Jam di ponselnya sudah menunjukkan hampir pukul sepuluh malam ketika akhirnya Rei sampai di apartemennya. Perjalanan panjang hari ini cukup membuatnya kelelahan. Mungkin banyak di antara orang-orang yang melihat banjir beserta segala keruwetan jalanan lewat berita di televisi lalu mereka dengan mudahnya berkomentar ini dan itu. Tapi bagi ia yang berada di tempat kejadian butuh lebih dari kekuatan untuk sekedar berkomentar ini dan itu. Bagaimana akan berkomentar kalau ia dan orang-orang yang ada di situ sibuk dengan lalu-lintas yang macet di sana sini. Jadi alih-alih meributkan jalanan macet dan banjir di mana-mana, ia juga orang-orang yang ada di situ memilih untuk terus bergerak maju meski sejengkal demi sejengkal seraya berdoa semoga mesin kendaraan mereka tidak mogok di tengah jalan karena air yang masuk dan merembes ke dalam.
Meski begitu anehnya ia masih sempat untuk mampir di toko buah di dekat apartemennya. Seketika senyum menghiasi wajahnya saat memandangi tentengan kantong plastik berisi buah-buahan kesukaannya. Dengan campuran rasa lelah, senang, juga rindu, Rei masuk ke apartemen mungilnya yang hangat dan kering, berbanding terbalik dengan keadaan di luar sana, dingin dan basah.
"Honey, i'm home.." Teriak Rei sambil menutup pintu di belakangnya. Merasa agak heran karena gadisnya tak menyambut kedatangannya seperti biasa.

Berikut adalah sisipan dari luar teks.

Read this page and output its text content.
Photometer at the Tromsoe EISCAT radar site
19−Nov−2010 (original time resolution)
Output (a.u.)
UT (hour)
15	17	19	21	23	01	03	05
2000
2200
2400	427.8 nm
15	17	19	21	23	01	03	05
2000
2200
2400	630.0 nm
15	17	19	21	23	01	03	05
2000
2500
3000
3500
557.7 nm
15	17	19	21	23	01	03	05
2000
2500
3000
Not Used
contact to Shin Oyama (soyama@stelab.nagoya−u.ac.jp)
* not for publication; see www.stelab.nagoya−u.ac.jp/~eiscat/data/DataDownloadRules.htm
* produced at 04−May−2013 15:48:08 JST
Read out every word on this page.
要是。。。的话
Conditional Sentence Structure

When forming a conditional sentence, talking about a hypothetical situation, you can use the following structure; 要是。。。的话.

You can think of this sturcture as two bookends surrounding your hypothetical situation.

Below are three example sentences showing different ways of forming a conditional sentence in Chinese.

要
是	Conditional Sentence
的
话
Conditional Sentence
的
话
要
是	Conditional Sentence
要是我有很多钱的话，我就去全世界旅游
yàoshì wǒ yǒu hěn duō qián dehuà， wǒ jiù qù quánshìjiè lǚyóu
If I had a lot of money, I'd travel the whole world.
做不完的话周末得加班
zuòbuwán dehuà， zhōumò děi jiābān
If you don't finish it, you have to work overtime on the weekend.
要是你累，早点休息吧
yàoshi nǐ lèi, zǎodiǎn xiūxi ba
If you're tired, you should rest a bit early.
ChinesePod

Dan hanya butuh waktu sedetik untuk menemukan gadisnya yang kini tertidur di sofa merah hati favoritnya, oh favorit gadisnya awalnya lalu kemudian jadi favorit mereka berdua.
"Heii... Are you sleeping?" Rei membungkukkan badannya, mencium kening gadis di hadapannya. Tangannya yang dingin membelai lembut pipi gadisnya. Gadisnya perlahan terbangun, refleks tangannya menggosok-gosok matanya yang baru saja terlelap, padahal ia sudah berniat untuk menunggu Rei pulang. Tapi apa daya, kombinasi rasa lelah dan berendam dengan air hangat selama setengah jam telak membuat tubuhnya diserang kantuk yang begitu berat.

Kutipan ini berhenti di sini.